En términos europeos, un incremento del 72,7% en un servicio universal como la inspección técnica no tiene un equivalente reciente en los grandes mercados. España, por ejemplo, lleva años con tarifas reguladas o supervisadas por las comunidades autónomas, sin un salto similar. La comparación deja una conclusión clara: la movilidad británica puede volverse más cara justo cuando el resto de Europa intenta contener el gasto del conductor.
El precio, además, no se puede mirar solo en libras. Hablamos de una inspección obligatoria que condiciona la seguridad del parque y la legalidad del coche. Si la tarifa se descongela de golpe, el conductor británico va a notar el cambio en la primera cita anual, y el español que lleve su coche no podrá librarse del nuevo coste.
El desenlace de la propuesta dependerá de la negociación con la administración británica, que deberá decidir si actualiza un tope congelado desde 2010 o si lo mantiene. Para el viajero y el expatriado español, conviene seguir la evolución: una ITV más cara cambia el cálculo de tener coche al otro lado del canal y refuerza la ventaja competitiva del mantenimiento en España.

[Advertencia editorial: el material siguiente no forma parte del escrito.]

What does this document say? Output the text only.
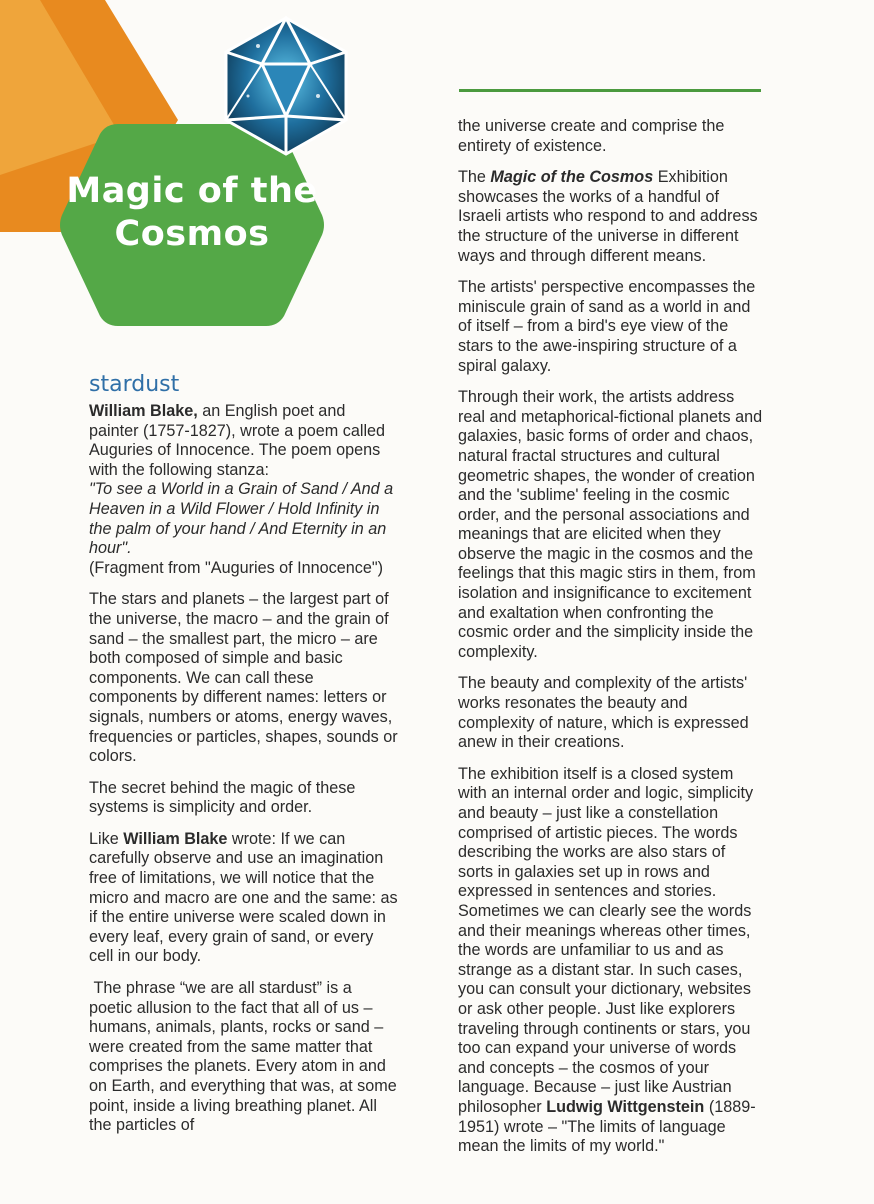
Magic of the
Cosmos
stardust

William Blake, an English poet and painter (1757-1827), wrote a poem called Auguries of Innocence. The poem opens with the following stanza:
"To see a World in a Grain of Sand / And a Heaven in a Wild Flower / Hold Infinity in the palm of your hand / And Eternity in an hour".
(Fragment from "Auguries of Innocence")

The stars and planets – the largest part of the universe, the macro – and the grain of sand – the smallest part, the micro – are both composed of simple and basic components. We can call these components by different names: letters or signals, numbers or atoms, energy waves, frequencies or particles, shapes, sounds or colors.

The secret behind the magic of these systems is simplicity and order.

Like William Blake wrote: If we can carefully observe and use an imagination free of limitations, we will notice that the micro and macro are one and the same: as if the entire universe were scaled down in every leaf, every grain of sand, or every cell in our body.

The phrase “we are all stardust” is a poetic allusion to the fact that all of us – humans, animals, plants, rocks or sand – were created from the same matter that comprises the planets. Every atom in and on Earth, and everything that was, at some point, inside a living breathing planet. All the particles of

the universe create and comprise the entirety of existence.

The Magic of the Cosmos Exhibition showcases the works of a handful of Israeli artists who respond to and address the structure of the universe in different ways and through different means.

The artists' perspective encompasses the miniscule grain of sand as a world in and of itself – from a bird's eye view of the stars to the awe-inspiring structure of a spiral galaxy.

Through their work, the artists address real and metaphorical-fictional planets and galaxies, basic forms of order and chaos, natural fractal structures and cultural geometric shapes, the wonder of creation and the 'sublime' feeling in the cosmic order, and the personal associations and meanings that are elicited when they observe the magic in the cosmos and the feelings that this magic stirs in them, from isolation and insignificance to excitement and exaltation when confronting the cosmic order and the simplicity inside the complexity.

The beauty and complexity of the artists' works resonates the beauty and complexity of nature, which is expressed anew in their creations.

The exhibition itself is a closed system with an internal order and logic, simplicity and beauty – just like a constellation comprised of artistic pieces. The words describing the works are also stars of sorts in galaxies set up in rows and expressed in sentences and stories. Sometimes we can clearly see the words and their meanings whereas other times, the words are unfamiliar to us and as strange as a distant star. In such cases, you can consult your dictionary, websites or ask other people. Just like explorers traveling through continents or stars, you too can expand your universe of words and concepts – the cosmos of your language. Because – just like Austrian philosopher Ludwig Wittgenstein (1889-1951) wrote – "The limits of language mean the limits of my world."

📌 Datos clave internacional
- La cifra a enmarcar: 95 libras (unos 111 euros), un 72,7% más que las actuales 54,85 libras (unos 64 euros).
- Consejo práctico: si vas a vivir o a circular con tu propio coche por el Reino Unido, incorpora la posible subida de la ITV a tu presupuesto antes de comprar o matricular.
- Así te afecta: la ITV española cuesta hoy menos de la mitad de la tarifa propuesta, lo que amplía la brecha de coste de mantenimiento entre ambos países.